1
votes

I have an extremely large dataset and would like to train several random forest models on partitions of the dataset, then average these models to come up with my final classifier. Since random forest is an ensemble method, this is an intuitively sound approach but I'm unsure whether it's possible to do using scikit-learn's random forest classifier. Any ideas?

I'd also be open to using a random forest classifier from another package as well, just not sure where to look.

1
Why not train the base learners (trees) on partitions of the data, then average them up to come up with a single random forest?FatihAkici
Nice, that approach is practically equivalent given multiple trees are trained on the same partition. Do you know of any references I could use to build this out?hunter2

1 Answers

2
votes

Here is what I can think of:

  1. Pandas + Scikit: You can customize your own bootstrap algorithm where you randomly read a reasonably sized sample from the overall data set, and fit scikit trees on them (would be perfect if you randomize features at each node). Then pickle each tree and finally average them out to come up with your random forest.

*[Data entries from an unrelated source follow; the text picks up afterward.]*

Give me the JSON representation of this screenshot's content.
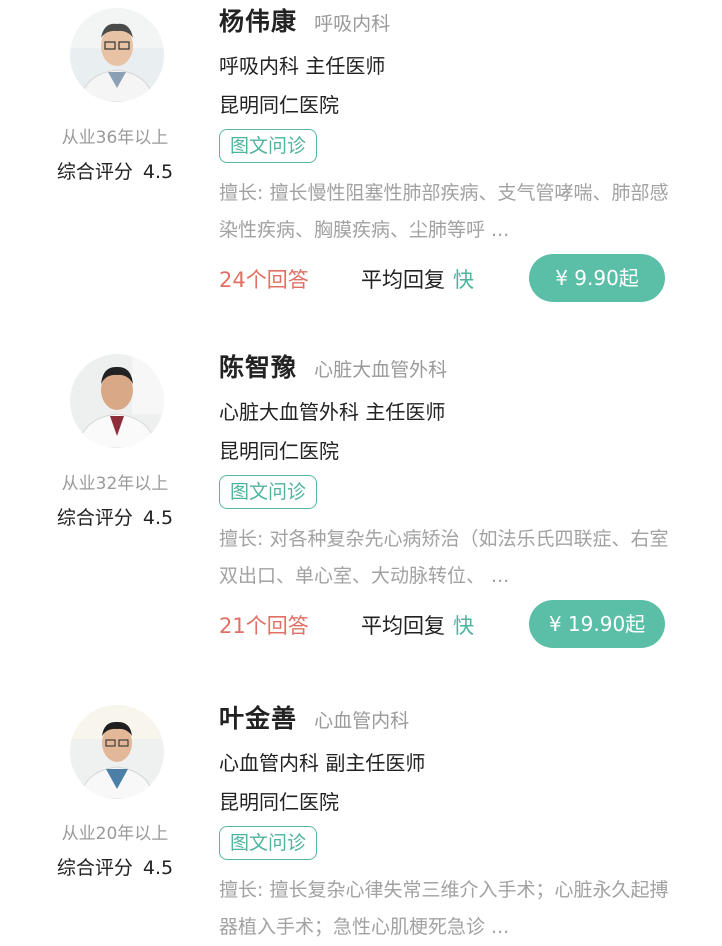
{
  "doctors": [
    {
      "name": "杨伟康",
      "dept_tag": "呼吸内科",
      "title": "呼吸内科 主任医师",
      "hospital": "昆明同仁医院",
      "years": "从业36年以上",
      "rating_label": "综合评分",
      "rating": "4.5",
      "service": "图文问诊",
      "specialty": "擅长: 擅长慢性阻塞性肺部疾病、支气管哮喘、肺部感染性疾病、胸膜疾病、尘肺等呼 ...",
      "answers": "24个回答",
      "reply_label": "平均回复",
      "reply_speed": "快",
      "price": "¥ 9.90起"
    },
    {
      "name": "陈智豫",
      "dept_tag": "心脏大血管外科",
      "title": "心脏大血管外科 主任医师",
      "hospital": "昆明同仁医院",
      "years": "从业32年以上",
      "rating_label": "综合评分",
      "rating": "4.5",
      "service": "图文问诊",
      "specialty": "擅长: 对各种复杂先心病矫治（如法乐氏四联症、右室双出口、单心室、大动脉转位、 ...",
      "answers": "21个回答",
      "reply_label": "平均回复",
      "reply_speed": "快",
      "price": "¥ 19.90起"
    },
    {
      "name": "叶金善",
      "dept_tag": "心血管内科",
      "title": "心血管内科 副主任医师",
      "hospital": "昆明同仁医院",
      "years": "从业20年以上",
      "rating_label": "综合评分",
      "rating": "4.5",
      "service": "图文问诊",
      "specialty": "擅长: 擅长复杂心律失常三维介入手术；心脏永久起搏器植入手术；急性心肌梗死急诊 ..."
    }
  ],
  "colors": {
    "accent": "#5bbfa7",
    "answers": "#e07063",
    "muted": "#9a9a9a",
    "text": "#222222"
  }
}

  2. Graphlab + SFrame Turi has its own big data library (SFrame, similar to Pandas) and machine learning library (graphlab, very similar to scikit). Very beautiful environment.

  3. Blaze-Dask might have a little steeper learning curve for some people, but would be an efficient solution.

  4. You can go with the memory-mapped numpy option also but it's going to be more cumbersome than the first three options, and I've never done it so I'll just leave this option here.

All in all, I would go with option 2.